When Dao Nguyen forgot to check a piece she wrote on a mobile device before it went live, she knew BuzzFeed had a problem. Nguyen is BuzzFeed’s vice president of growth and data, and “obviously it’s not my job to write a post,” she said by phone. But writing a big list post is a lot of work, she said, and previewing it on a non-desktop platform was a task easily forgotten.
Now when BuzzFeed authors click the preview button in their CMS, they see what their posts will look like on mobile devices as well as on desktop computers when they preview them, Nguyen said. That’s a fix that’s important for the site’s readers’ experiences, because sometimes writers use “embeds and large graphics that don’t scale down to mobile-sized screens,” Chris Johanesen, BuzzFeed’s vice president of product, said on the same call.
But it’s also important for BuzzFeed’s business: “Very often people discover our content on their phones,” she said. The site’s trademark lists and reported articles get lots of mobile traffic (almost half of the million views of a recent long BuzzFeed article were on mobile devices, Megan Garber reported earlier this month), but the site’s graphics-heavy quizzes “do really really well on mobile,” Nguyen said. One, “What City Should You Actually Live In?,” had more than half its views from mobile devices.
OK, so a tweak to BuzzFeed’s content management system isn’t exactly the most earth-shaking media news. And BuzzFeed’s mission is probably nothing like the one your newsroom has. But content management systems matter, as Felix Salmon wrote back in November: Publications that want to compete on a large scale need a CMS that “does everything well, from video to real-time storytelling to sophisticated ad integration,” like Vox Media’s Chorus platform. (Ezra Klein, in fact, cited Chorus as a major draw when he brought his as-yet-unnamed publication to Vox.)
BuzzFeed’s CMS may not scale in the same ways Vox’s can — it’s “so narrowly optimized to the unique BuzzFeed voice that it’s hard to see it being extended across a broad swathe of different sites,” Salmon wrote — but publications that want to compete in their own territory might want to look at how BuzzFeed’s product teams interact with its editorial and advertising pods, and build tools that help both sides succeed.
When I visited BuzzFeed’s new office late last year, I noticed that the tech teams were situated at the bottom of a “U,” with editorial up one side of the letter and business on the other. Between those departments was a thick wall. That real estate isn’t just symbolically important, Nguyen said: “At some media companies, technology isn’t necessarily a first class citizen. At BuzzFeed, technology is really core to the product, core to the success.”
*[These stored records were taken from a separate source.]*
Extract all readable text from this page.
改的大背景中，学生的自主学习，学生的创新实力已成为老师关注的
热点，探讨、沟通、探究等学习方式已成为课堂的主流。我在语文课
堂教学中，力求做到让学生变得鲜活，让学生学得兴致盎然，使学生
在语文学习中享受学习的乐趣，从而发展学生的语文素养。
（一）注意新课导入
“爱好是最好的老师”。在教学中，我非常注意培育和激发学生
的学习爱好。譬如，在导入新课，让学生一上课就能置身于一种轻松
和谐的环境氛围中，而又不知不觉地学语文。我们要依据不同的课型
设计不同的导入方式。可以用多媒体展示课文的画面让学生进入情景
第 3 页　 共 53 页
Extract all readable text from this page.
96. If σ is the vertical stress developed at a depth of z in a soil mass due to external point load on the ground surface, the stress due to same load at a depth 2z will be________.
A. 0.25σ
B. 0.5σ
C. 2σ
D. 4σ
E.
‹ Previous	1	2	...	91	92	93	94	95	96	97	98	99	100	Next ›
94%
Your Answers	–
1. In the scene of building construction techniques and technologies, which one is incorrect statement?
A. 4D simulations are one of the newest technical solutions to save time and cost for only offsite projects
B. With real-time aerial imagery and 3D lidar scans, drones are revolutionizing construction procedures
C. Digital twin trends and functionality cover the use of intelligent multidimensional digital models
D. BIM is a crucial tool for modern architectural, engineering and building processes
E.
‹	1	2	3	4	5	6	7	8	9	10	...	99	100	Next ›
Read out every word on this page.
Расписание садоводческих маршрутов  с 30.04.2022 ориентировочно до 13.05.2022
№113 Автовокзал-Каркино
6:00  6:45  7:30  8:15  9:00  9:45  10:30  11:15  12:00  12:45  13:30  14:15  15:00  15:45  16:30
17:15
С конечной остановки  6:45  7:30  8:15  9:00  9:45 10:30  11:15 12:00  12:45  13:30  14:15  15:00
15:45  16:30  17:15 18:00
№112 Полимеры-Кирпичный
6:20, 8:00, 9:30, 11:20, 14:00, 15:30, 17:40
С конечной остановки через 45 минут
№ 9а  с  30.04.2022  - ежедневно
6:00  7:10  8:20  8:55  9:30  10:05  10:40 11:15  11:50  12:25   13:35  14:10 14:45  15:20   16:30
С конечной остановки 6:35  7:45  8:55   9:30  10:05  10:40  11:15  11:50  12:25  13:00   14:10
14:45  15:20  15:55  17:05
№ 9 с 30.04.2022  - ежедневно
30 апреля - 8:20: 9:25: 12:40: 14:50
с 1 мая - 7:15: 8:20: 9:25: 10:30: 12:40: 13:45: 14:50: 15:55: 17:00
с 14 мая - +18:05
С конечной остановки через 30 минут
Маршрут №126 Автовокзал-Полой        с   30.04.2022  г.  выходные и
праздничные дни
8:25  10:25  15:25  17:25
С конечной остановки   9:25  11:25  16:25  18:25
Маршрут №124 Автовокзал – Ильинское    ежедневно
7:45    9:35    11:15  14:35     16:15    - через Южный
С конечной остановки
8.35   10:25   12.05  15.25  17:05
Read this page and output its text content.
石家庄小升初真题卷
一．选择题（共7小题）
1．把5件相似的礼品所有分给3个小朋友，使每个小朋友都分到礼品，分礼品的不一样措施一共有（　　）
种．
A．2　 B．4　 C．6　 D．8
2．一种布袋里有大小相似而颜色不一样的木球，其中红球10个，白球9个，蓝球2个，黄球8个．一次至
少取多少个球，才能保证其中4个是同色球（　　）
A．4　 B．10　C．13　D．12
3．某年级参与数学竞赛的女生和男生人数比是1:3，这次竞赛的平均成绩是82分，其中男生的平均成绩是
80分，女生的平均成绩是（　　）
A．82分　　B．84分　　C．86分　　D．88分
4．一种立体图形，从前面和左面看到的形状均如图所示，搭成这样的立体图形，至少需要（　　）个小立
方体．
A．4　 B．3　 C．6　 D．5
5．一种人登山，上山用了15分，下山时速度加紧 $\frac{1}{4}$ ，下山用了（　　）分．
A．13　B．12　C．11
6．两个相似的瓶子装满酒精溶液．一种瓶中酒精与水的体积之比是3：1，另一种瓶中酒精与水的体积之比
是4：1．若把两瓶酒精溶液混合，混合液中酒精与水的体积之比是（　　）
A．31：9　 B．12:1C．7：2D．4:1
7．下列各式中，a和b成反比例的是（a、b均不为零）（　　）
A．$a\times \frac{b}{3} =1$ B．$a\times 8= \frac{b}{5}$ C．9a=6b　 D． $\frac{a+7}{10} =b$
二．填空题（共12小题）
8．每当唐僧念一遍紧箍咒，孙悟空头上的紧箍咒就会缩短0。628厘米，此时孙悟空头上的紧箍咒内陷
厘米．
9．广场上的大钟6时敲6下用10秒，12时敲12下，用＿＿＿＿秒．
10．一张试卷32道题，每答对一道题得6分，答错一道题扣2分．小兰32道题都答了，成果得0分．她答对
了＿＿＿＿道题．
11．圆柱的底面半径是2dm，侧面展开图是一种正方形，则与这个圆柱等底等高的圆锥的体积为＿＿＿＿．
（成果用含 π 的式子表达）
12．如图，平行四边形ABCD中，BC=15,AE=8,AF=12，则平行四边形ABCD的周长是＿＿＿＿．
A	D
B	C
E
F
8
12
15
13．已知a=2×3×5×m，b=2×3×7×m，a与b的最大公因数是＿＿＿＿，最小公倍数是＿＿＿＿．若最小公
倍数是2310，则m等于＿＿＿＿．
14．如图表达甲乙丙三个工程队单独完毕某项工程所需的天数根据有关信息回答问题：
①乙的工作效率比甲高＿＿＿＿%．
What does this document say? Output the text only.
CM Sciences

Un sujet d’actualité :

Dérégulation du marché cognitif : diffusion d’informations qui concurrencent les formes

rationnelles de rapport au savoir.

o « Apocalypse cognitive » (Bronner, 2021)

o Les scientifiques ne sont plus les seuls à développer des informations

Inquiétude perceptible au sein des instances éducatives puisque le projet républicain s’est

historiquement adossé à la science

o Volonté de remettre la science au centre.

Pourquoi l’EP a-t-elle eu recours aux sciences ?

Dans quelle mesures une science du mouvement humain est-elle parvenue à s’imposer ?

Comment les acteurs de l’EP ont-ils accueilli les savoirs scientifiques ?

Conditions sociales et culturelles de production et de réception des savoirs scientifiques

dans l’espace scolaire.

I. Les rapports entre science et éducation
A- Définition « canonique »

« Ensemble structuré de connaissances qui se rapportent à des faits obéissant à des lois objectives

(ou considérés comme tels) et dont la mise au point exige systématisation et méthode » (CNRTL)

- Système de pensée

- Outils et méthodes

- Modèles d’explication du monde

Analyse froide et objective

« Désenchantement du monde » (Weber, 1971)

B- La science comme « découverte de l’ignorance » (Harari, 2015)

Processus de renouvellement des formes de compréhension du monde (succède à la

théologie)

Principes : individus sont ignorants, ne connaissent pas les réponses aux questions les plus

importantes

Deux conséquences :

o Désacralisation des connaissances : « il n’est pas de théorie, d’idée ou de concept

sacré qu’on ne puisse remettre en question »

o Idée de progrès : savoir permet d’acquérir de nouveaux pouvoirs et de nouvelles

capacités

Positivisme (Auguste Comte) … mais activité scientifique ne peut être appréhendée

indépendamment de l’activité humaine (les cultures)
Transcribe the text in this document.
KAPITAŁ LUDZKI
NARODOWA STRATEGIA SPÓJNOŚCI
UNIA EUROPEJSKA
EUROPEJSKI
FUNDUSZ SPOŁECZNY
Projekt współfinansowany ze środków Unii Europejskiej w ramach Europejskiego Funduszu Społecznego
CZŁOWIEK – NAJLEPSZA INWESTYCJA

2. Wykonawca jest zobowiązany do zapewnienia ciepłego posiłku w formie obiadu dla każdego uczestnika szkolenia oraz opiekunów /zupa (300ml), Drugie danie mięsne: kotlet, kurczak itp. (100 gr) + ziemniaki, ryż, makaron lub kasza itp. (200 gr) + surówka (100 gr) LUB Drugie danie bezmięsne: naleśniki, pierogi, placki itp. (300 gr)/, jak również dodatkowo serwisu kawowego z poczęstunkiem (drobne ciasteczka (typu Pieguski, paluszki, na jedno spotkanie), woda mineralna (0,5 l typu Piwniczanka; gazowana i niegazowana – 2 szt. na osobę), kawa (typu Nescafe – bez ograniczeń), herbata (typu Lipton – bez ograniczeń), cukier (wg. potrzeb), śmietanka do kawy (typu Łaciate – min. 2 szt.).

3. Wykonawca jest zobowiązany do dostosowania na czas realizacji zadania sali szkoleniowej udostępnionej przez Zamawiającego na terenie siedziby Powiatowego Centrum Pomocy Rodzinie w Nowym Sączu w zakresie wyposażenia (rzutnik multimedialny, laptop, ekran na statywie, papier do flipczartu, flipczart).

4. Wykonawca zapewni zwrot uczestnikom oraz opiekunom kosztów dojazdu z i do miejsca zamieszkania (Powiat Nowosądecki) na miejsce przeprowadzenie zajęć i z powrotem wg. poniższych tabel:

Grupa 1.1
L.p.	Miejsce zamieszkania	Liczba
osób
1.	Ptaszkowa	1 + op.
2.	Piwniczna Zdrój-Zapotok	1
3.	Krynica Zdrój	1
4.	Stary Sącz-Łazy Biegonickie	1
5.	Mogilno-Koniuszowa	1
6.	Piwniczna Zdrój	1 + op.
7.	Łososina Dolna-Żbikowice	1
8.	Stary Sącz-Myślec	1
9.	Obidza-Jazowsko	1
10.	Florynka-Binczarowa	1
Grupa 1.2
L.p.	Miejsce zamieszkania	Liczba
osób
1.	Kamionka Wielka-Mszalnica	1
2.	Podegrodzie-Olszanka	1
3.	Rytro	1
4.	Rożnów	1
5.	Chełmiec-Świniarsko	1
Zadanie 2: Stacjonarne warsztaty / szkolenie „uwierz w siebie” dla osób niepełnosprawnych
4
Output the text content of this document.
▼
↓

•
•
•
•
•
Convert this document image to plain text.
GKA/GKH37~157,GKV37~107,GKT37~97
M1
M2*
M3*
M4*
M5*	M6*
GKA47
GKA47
As the site’s began adding content types beyond lists, the CMS evolved in consultation with all the groups who used it, Johanesen said. Editors have a dashboard that gives them data like what percentage of traffic to a piece is coming from mobile devices, for instance. “We know that certain social networks behave differently on different devices, Nguyen said. For example, Traffic that comes from Pinterest users on tablet devices is higher than traffic that comes from Twitter users on tablets. “A subtle distinction but one of the many things we look at,” she said. With those kind of tools, she said, “You’re a better editor.”
The creators of BuzzFeed’s sponsored content posts use the same tools, Johanesen said, benefiting from the same data insights as well.
Alice DuBois, who’s the product lead for editorial, meets weekly with the editorial department to discuss improvements to the CMS. “There’s lots of cheering in those meetings,” Nguyen said. Shani O. Hilton and Saeed Jones, both editors at BuzzFeed, confirmed in emails to Poynter that cheering is not uncommon in these gatherings. Hilton added that email chains DuBois starts are sometimes greeted by “dozens of excited reaction gifs, dispatched from staffers across editorial.”